I am not breezy…all tra la la. I don’t let things just roll off my back and follow the ebb and flow that is life.
I am more of a swim upstream kind of girl. I hang on. I control. I like things just so. There is always something to do. Something to plan. I like plans. Something to put away. Something to finish.
I used to think it was a problem. My Achilles Heel. It should be something that should be weeded out or sent away like pesky kids that a soon to be stepmother from the movies wants to get rid of. As soon as she gets married to the father those kids are going to boarding school….in Switzerland.
There was a turn – an epiphany of sorts – when I turned 30. I began to embrace that person that likes things just so. I get things done. Plans and lists can be helpful. I function better in order and what’s so bad about that anyway? Scott couldn’t find anything if it wasn’t for me.
I get that there has to be balance.

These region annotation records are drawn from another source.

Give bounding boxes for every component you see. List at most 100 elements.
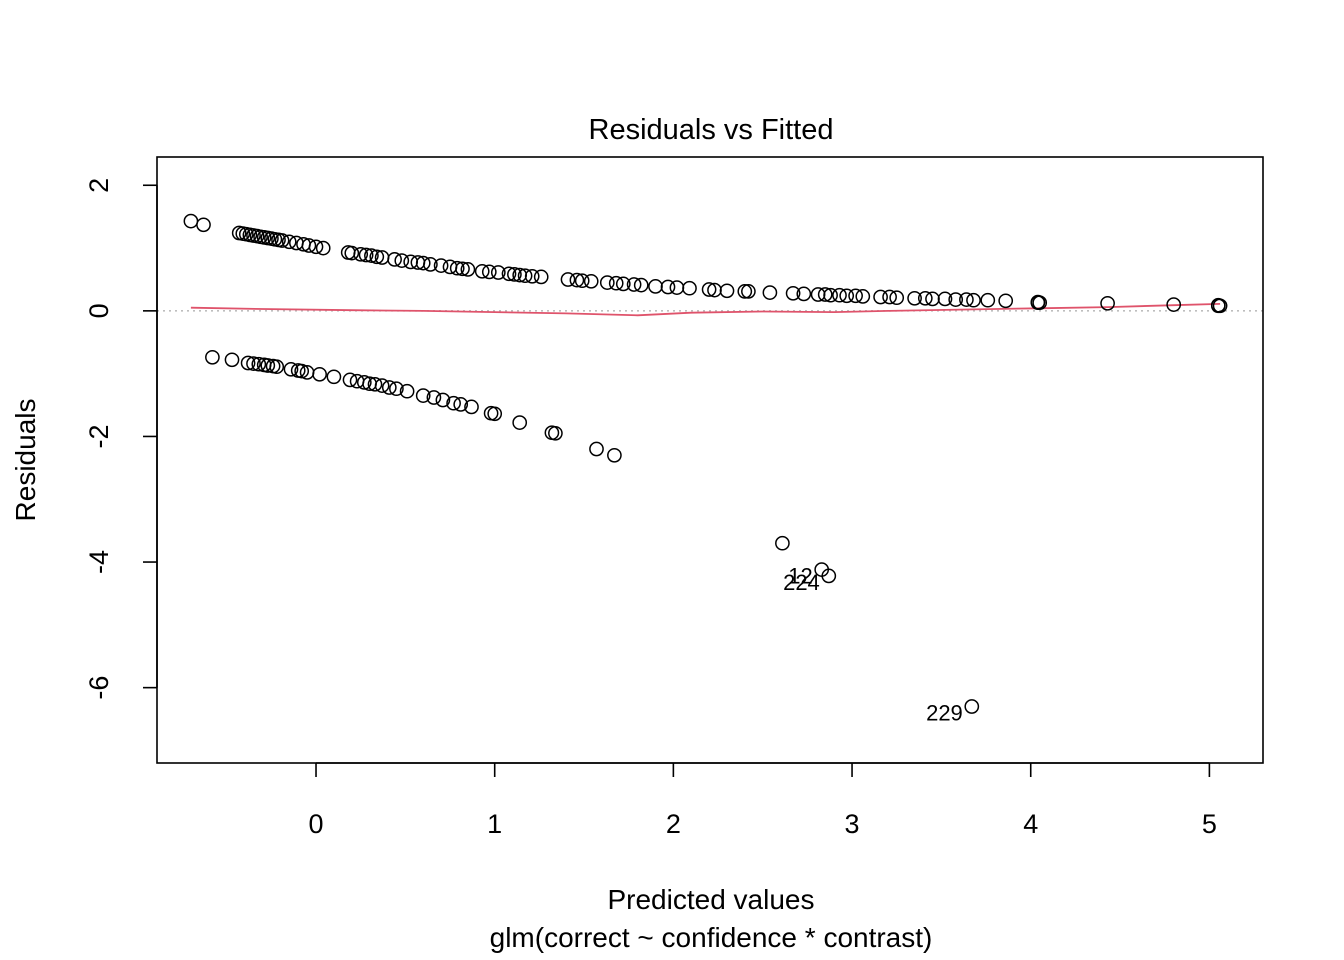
residual-point — [399, 383, 415, 399]
residual-point — [533, 269, 549, 285]
residual-point — [426, 390, 442, 405]
outlier-label: 12 — [788, 564, 812, 589]
residual-point — [224, 352, 240, 368]
y-axis-title: Residuals — [10, 399, 41, 522]
residual-point — [574, 273, 590, 289]
residual-point — [274, 233, 290, 248]
y-tick-label: 0 — [84, 303, 114, 318]
smooth-line — [190, 303, 1221, 317]
residual-point — [240, 355, 256, 371]
y-tick-label: -6 — [84, 676, 114, 700]
residual-point — [796, 286, 812, 302]
residual-point — [501, 266, 517, 282]
residual-point — [583, 273, 599, 289]
residual-point — [615, 276, 631, 292]
residual-point — [889, 290, 905, 306]
x-tick-label: 4 — [1023, 809, 1038, 839]
residual-point — [446, 395, 461, 411]
residual-point — [775, 535, 790, 551]
residual-point — [1212, 298, 1228, 314]
residual-point — [823, 287, 838, 303]
residual-point — [269, 359, 285, 375]
residual-point — [821, 568, 837, 584]
residual-point — [490, 265, 506, 280]
residual-point — [660, 279, 676, 295]
residual-point — [364, 248, 379, 263]
chart-title: Residuals vs Fitted — [589, 114, 834, 146]
residual-point — [633, 277, 649, 293]
residual-point — [569, 272, 585, 288]
residual-point — [648, 279, 663, 294]
residual-point — [260, 358, 276, 373]
residual-point — [308, 239, 324, 255]
residual-point — [283, 361, 299, 377]
x-axis-title: Predicted values — [607, 884, 814, 915]
residual-point — [481, 264, 497, 280]
residual-point — [381, 380, 397, 395]
residual-point — [737, 284, 753, 299]
y-axis: -6 -4 -2 0 2 — [84, 178, 158, 700]
residual-point — [882, 289, 897, 305]
residual-point — [607, 447, 622, 463]
residual-point — [464, 399, 479, 415]
residual-point — [367, 376, 383, 392]
residual-point — [839, 288, 855, 304]
residual-point — [959, 292, 974, 307]
residual-point — [315, 240, 331, 256]
residual-point — [415, 255, 431, 271]
points-layer — [183, 213, 1228, 714]
residual-point — [353, 246, 369, 262]
residual-point — [762, 285, 778, 300]
residual-point — [460, 262, 476, 277]
residual-point — [548, 425, 563, 441]
residual-point — [183, 213, 199, 229]
residual-point — [1100, 295, 1115, 311]
residual-point — [312, 366, 327, 382]
residual-point — [474, 263, 490, 279]
outlier-label: 229 — [926, 701, 963, 726]
residual-point — [423, 257, 438, 272]
residual-point — [342, 372, 358, 388]
residual-point — [608, 275, 624, 291]
smooth-line-layer — [190, 303, 1221, 317]
residual-point — [246, 356, 261, 371]
residual-point — [205, 349, 220, 365]
residual-point — [281, 234, 297, 250]
residual-point — [964, 699, 980, 714]
residual-point — [344, 245, 360, 261]
residual-point — [294, 363, 310, 379]
residual-point — [817, 287, 833, 302]
residual-point — [358, 247, 374, 263]
residual-point — [356, 375, 372, 390]
residual-point — [980, 292, 996, 308]
residual-point — [1166, 297, 1182, 312]
residual-point — [701, 282, 717, 297]
residual-point — [917, 290, 933, 306]
y-tick-label: 2 — [84, 178, 114, 193]
outlier-label: 224 — [783, 570, 820, 595]
residual-point — [626, 277, 642, 292]
residual-point — [907, 290, 922, 306]
residual-point — [394, 253, 410, 268]
y-tick-label: -2 — [84, 424, 114, 448]
x-tick-label: 3 — [845, 809, 860, 839]
residual-point — [301, 238, 317, 253]
residual-point — [599, 275, 615, 290]
residual-point — [998, 293, 1014, 309]
residual-point — [512, 415, 528, 430]
residual-point — [433, 258, 449, 273]
residual-point — [719, 283, 735, 299]
residual-point — [741, 284, 756, 299]
residual-point — [326, 369, 342, 385]
residual-point — [785, 285, 801, 301]
x-tick-label: 1 — [487, 809, 502, 839]
residual-point — [855, 289, 871, 304]
residual-point — [560, 272, 576, 287]
residual-point — [449, 260, 465, 276]
residual-point — [387, 252, 402, 267]
residual-point — [369, 249, 385, 265]
residual-point — [517, 268, 533, 284]
residual-point — [1032, 295, 1048, 311]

I can’t let the high maintenance get the better of me unless I want leg infections, go to IV therapy, and not be able to move without vomiting for 24 hours. (That was me a few days ago. Fun.) I need to let people in and ask for help. Sometimes I just have to let go.
(I have fun by the way. I’m not a total neurotic geeked out loser.)
Breezy or high maintenance we’re all equal. We have something to contribute and a place in this world. And my place right now is filled with plans, lists, renovations, clothes in my living room, paint colors, boxes to trip over and reminders that the chaos will settle, that all of this work will be worth it and it’s going to be alright.
Okay, so maybe I need a little breezy in my life.